Ответа не последовало, но все равно это верный ход: сделать завредакцией не просто доверенным лицом администрации, а соучастником недоработок, чувствующим ответственность не только за слушанье анекдотов, но и за их рассказывание. Макарцев как бы уравнивал в этой ответственности Кашина с собой.
– Значит, машинописную литературу никто в редакции не читает? – в упор спросил он.
– Никто. Уж я бы точно знал! Это сейчас самое… Я хочу сказать, для органов.
– Хорошо, что ты, Валя, это понимаешь. Мне обещали премии ко Дню печати, и нужно заранее решить, кому давать. Чтобы кандидаты были стопроцентные. Подработай списочек…
– Будет сделано, Игорь Иваныч.
– Что касается премии тебе самому, то не беспокойся.
– Что вы, Игорь Иваныч!
– Тебя я включу в список с администрацией. Кстати, – Макарцев сменил тему и вновь умело, со вторым расчетом, – как мой новый зам справляется с делами? С сотрудниками нашел общий язык? Если что, помочь надо, подсказать. У нас в газете свои традиции, пусть привыкает, чтобы не наломать дров…
Важно, чтобы кое-что до Ягубова дошло через Кашина, как бы минуя главного редактора.
– Ягубов – наш человек, – успокоил Макарцева Валентин. – У него хватка крепкая. Знакомится. Полдня читал личные дела. Говорит, надо знать, с кем имеешь дело…
Все теперь говорят «наш человек», и все вкладывают свой смысл.
– Это правильно, – заметил Макарцев вслух. – Надо знать функции и способности каждого. У меня все!
Валентин поднялся со стула, кивнул, молча вышел, стараясь не волочить ногу. Макарцев подождал, пока дверь закрылась, достал из сейфа серую папку и, открыв рукопись на одной из первых страниц, решил сличить шрифты редакционных машинок, собранные Кашиным, с текстом маркиза де Кюстина. Он не знал, как это делается, и сам придумал способ: находить у каждой машинки изъян – поломанную или подпрыгивающую букву и сверять эту букву с такой же в рукописи. С какими буквами лучше всего это сделать, подсказала таблица, аккуратно заполненная Кашиным.
Редактор перебрал все листки, на которых в рамочках требовалось выбить определенные буквосочетания, но подходящего шрифта не подобрал. Значит, рукопись перепечатывали не у него в машбюро. Это уже легче. Спрятав папку в сейф, Игорь Иванович подписал таблицы там, где было обозначено «Подпись руководителя предприятия (учреждения)» и вызвал Анну Семеновну, чтобы та отнесла листки Кашину. Макарцев понял, что зря успокоился. Раз Кашин не знает о рукописи (вряд ли скрыл), то она может быть подброшена не Московским управлением КГБ, а из центрального, что гораздо хуже. В редакции наверняка есть еще несколько человек, осведомляющих органы независимо и выполняющих свои задания, но Макарцев, как ни пытался выяснить кто именно, точно не знал.

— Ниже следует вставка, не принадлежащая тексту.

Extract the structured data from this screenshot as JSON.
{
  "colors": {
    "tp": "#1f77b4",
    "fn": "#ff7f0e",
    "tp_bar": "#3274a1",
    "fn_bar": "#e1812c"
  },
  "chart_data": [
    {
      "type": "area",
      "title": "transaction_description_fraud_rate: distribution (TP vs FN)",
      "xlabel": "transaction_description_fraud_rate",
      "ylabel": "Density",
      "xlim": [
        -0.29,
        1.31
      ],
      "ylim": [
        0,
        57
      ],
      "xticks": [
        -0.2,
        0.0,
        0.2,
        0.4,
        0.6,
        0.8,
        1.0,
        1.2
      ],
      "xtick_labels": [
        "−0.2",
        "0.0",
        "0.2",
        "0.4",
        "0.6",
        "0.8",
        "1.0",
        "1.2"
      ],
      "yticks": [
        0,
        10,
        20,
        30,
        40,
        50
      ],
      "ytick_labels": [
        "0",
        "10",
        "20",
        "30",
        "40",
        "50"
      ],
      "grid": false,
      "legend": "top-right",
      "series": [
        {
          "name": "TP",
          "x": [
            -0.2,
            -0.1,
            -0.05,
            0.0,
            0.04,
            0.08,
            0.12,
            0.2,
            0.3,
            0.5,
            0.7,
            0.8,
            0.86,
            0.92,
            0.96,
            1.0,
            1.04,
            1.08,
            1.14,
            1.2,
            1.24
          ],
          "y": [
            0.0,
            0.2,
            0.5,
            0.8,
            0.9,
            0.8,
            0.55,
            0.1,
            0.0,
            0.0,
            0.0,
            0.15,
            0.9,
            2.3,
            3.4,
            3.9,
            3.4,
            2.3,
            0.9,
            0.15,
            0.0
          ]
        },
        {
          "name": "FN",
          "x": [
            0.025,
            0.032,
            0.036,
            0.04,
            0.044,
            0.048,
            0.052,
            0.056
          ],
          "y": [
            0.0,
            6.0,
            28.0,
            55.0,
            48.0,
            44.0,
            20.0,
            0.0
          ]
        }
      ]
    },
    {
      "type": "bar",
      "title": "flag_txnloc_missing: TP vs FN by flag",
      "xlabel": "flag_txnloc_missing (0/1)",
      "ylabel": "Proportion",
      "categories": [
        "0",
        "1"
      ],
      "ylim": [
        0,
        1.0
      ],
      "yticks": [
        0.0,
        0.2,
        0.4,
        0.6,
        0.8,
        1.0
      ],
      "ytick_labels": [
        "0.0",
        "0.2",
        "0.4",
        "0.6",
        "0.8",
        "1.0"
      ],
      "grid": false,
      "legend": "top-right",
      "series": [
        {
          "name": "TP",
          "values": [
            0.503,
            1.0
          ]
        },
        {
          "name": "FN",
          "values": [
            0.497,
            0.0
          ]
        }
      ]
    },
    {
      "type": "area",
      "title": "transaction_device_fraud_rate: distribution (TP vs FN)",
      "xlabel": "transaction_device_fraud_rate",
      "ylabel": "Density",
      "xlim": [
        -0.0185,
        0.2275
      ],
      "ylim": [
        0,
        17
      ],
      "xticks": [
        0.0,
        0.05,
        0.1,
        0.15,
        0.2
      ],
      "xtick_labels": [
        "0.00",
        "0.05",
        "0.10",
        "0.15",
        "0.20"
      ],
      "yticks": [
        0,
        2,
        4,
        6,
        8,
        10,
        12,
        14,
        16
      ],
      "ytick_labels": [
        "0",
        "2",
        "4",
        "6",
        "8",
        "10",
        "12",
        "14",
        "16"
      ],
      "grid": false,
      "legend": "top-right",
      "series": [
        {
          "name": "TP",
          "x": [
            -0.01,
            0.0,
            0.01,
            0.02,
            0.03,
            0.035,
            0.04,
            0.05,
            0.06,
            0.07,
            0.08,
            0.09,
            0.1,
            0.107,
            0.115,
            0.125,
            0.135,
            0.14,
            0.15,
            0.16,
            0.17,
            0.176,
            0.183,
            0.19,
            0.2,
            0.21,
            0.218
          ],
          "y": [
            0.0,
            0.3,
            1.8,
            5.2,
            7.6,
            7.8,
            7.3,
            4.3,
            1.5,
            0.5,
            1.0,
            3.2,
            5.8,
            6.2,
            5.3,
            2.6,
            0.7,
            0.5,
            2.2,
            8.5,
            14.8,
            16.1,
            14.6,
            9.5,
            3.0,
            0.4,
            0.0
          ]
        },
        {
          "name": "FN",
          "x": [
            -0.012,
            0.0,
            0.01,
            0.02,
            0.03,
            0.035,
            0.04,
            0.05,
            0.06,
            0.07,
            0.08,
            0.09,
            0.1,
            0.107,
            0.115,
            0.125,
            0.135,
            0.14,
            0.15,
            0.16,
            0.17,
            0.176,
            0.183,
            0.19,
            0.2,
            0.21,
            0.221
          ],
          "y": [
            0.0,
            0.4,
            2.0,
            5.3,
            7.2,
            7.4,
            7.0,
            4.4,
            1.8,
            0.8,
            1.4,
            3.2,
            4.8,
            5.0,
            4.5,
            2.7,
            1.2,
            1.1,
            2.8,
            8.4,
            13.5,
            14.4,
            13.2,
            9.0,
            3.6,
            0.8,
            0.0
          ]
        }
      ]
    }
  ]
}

Большие напольные часы со сверкающим маятником, стоящие в углу кабинета, пробили полдень. Еще немного – и будут сутки, как эта чертова папка лежит у него, а он так и не придумал что предпринять. А там придет в голову мысль, что он дал ее читать, или испугался, или растерялся. Если спросят, нужно хотя бы заготовить достойный ответ. Кому в этом щекотливом вопросе довериться? И сделать это немедленно, пока не поздно. Редактор решил, что дельный практический совет он может получить только у одного человека, и не где-нибудь, а у себя в редакции, – у Раппопорта.